Additionally, healthy Central and state Government spending, robust merchandise exports and continuing demand from the farm sector supported economic activity in that quarter. The GoI’s non-interest revenue expenditure expanded by 15.0 pc on a YoY basis in Q2 FY22 and the YoY growth in non-food bank credit rose to 6.8 pc as on 24 September 2021 from 5.9 pc and 5.1 pc, respectively, as on 18 June, 2021 and 25 September, 2020. A late revival of rains brought the total area sown under the kharif season of 2021 nearly at par with last year’s record area. The rating agency projects the GVA growth in industry, services and agriculture, forestry and fishing at 8.5 pc, 7.9 pc and 3.0 pc, respectively, in Q2 FY22. “Additionally, healthy Central and state government spending, robust merchandise exports and continuing demand from the farm sector supported economic activity in that quarter, says Aditi Nayar, chief economist, ICRA Ltd.
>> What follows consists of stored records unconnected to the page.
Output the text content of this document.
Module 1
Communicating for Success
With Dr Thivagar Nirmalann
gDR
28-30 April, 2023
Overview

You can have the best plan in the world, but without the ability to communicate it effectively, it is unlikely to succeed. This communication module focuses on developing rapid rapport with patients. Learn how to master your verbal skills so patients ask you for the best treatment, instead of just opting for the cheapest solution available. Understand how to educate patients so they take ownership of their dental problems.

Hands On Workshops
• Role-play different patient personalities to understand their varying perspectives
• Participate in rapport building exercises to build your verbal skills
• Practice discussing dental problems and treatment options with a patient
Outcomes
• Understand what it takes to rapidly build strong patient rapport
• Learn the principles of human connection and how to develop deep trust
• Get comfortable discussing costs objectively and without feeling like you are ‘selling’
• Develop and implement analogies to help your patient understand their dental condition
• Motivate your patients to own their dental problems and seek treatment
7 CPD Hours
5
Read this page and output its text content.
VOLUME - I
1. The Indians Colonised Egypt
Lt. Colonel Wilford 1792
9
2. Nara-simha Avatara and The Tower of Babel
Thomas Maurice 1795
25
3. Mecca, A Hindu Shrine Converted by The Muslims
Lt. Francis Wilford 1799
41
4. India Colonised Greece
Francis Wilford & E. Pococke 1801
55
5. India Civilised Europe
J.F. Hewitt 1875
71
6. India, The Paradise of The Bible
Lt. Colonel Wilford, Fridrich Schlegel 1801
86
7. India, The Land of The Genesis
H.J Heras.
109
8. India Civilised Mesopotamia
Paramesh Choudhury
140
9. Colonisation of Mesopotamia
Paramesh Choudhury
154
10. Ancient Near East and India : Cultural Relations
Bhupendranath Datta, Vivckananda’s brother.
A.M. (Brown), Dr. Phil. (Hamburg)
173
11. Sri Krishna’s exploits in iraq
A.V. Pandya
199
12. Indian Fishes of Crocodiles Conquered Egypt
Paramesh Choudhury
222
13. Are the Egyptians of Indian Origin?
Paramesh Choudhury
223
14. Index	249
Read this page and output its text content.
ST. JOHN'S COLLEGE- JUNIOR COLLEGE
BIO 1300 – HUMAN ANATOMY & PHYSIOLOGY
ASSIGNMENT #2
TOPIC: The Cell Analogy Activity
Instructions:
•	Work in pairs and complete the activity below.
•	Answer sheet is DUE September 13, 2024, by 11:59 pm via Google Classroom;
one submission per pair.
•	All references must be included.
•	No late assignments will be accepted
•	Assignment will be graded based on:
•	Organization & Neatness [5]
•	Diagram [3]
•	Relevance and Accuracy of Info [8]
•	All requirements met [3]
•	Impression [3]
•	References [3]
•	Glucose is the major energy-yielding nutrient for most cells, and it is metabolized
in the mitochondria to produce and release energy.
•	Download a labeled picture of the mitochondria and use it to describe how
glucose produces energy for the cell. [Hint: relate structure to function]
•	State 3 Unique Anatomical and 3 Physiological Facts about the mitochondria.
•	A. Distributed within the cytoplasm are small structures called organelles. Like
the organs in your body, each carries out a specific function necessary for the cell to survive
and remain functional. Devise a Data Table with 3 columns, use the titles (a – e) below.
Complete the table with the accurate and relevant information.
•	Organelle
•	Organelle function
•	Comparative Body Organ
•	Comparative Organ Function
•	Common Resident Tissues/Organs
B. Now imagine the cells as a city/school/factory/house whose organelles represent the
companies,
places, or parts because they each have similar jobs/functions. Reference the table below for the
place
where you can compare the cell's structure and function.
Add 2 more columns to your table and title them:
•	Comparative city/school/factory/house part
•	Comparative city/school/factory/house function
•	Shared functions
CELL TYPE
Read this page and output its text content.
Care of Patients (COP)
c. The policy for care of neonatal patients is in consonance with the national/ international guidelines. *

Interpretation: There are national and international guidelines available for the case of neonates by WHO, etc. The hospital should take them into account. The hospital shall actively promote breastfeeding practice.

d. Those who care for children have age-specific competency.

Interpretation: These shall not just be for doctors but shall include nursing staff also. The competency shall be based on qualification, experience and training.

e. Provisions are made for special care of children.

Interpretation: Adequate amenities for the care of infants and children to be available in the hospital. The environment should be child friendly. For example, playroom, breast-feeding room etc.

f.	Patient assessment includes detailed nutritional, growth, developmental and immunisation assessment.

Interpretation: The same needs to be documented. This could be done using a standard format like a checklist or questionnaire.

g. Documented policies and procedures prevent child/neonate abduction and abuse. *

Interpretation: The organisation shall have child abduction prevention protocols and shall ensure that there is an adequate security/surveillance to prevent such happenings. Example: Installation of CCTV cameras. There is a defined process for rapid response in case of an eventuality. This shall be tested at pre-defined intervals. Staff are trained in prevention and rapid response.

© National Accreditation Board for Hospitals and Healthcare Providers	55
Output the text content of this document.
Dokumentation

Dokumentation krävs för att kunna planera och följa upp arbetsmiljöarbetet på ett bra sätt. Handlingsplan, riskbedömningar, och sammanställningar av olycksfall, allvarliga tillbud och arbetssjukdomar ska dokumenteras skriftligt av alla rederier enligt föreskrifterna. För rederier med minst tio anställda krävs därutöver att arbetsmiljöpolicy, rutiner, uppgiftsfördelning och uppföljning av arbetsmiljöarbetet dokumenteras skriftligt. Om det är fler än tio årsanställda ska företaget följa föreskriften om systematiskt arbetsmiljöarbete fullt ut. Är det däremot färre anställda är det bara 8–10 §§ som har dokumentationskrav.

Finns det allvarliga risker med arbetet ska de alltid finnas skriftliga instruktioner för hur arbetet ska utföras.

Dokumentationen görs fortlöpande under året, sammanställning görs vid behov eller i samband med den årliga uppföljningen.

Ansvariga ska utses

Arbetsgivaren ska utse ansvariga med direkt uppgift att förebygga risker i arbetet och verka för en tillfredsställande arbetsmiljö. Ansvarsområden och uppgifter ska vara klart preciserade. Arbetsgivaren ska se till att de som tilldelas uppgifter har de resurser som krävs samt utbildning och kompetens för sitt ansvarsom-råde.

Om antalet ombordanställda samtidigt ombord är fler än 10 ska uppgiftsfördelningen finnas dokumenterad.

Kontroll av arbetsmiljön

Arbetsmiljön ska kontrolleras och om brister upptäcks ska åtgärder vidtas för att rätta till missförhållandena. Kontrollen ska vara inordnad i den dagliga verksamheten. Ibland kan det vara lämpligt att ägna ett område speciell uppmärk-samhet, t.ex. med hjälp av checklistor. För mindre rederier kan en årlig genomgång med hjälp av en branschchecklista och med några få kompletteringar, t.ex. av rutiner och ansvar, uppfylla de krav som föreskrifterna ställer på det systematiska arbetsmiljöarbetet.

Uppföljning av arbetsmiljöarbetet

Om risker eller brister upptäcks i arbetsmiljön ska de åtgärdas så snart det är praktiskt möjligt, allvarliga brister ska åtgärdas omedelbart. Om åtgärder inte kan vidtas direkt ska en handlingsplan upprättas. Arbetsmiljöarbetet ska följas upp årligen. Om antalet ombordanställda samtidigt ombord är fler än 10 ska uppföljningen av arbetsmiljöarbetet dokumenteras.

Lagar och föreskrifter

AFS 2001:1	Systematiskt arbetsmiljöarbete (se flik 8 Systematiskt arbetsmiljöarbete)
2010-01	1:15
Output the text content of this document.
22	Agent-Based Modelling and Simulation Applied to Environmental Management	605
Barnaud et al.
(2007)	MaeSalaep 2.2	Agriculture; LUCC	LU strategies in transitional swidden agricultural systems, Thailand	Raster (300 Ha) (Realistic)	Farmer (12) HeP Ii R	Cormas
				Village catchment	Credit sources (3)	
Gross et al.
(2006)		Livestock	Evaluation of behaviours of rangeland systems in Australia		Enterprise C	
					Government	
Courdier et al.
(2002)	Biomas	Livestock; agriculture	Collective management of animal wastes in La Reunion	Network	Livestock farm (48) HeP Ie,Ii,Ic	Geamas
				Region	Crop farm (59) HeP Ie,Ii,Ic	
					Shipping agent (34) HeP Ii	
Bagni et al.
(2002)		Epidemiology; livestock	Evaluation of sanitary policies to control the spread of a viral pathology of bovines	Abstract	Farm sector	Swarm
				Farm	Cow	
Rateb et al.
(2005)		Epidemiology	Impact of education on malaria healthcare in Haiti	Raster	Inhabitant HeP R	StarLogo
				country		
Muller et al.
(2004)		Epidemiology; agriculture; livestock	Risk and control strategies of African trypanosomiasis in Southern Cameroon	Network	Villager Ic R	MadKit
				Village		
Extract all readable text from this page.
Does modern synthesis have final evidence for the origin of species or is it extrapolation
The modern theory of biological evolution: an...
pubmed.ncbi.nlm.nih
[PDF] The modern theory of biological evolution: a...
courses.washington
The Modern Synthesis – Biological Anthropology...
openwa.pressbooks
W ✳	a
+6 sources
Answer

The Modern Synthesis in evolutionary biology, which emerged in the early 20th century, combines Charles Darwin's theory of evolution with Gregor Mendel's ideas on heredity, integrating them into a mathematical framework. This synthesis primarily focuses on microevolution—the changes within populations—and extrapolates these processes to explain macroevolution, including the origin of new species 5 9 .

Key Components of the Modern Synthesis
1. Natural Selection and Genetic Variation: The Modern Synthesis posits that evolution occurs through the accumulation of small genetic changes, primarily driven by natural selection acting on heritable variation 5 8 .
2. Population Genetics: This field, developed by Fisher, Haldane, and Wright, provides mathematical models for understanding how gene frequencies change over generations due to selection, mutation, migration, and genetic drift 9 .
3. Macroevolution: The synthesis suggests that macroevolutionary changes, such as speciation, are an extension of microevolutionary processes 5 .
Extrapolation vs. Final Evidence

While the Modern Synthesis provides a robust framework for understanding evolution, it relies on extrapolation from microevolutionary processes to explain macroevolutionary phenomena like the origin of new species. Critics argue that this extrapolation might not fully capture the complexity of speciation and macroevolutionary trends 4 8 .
“While a normalising base is expected to dampen the YoY growth in GDP in sequential terms, the performance relative to the pre-Covid quarter is likely to have improved markedly in Q2 FY22. In ICRA’s view, the trend in the performance relative to the pre-Covid quarter, is the appropriate metric to gauge the strength of the recovery after the quelling of the second wave, which was accompanied by the sharp rise in vaccine coverage in India during Q2 FY22,” Nayar said. A normalising base is expected to lead to a moderation in the YoY growth of GDP (to +7.9 pc from +20.1 pc) and GVA at basic prices (to +7.4pc from +18.8 pc) as well as most of its sub-components in Q2 FY2022 compared to Q1 FY2022. The chief exceptions to this trend in terms of the GVA sub-components are public administration, defence and other services (PADOS) and financial, real estate and professional services (FRP), which ICRA expects will report a pick-up in the YoY expansion to 7.5 pc and 7.0 pc, respectively in Q2 FY2022 from 5.8 pc and 3.7 pc, respectively in Q1 FY2022. According to ICRA, 22 state governments saw an expansion in revenue expenditure by 13.1 pc in Q2 FY2022, a step up from the 10.6 pc growth in Q1 FY2022. The states for which the data is available are Andhra Pradesh, Bihar, Chhattisgarh, Gujarat, Himachal Pradesh, Haryana, Jharkhand, Karnataka and Madhya Pradesh, Maharashtra, Mizoram, Nagaland, Odisha, Punjab, Rajasthan, Sikkim, Tamil Nadu, Telangana, Tripura, Uttarakhand and Uttar Pradesh.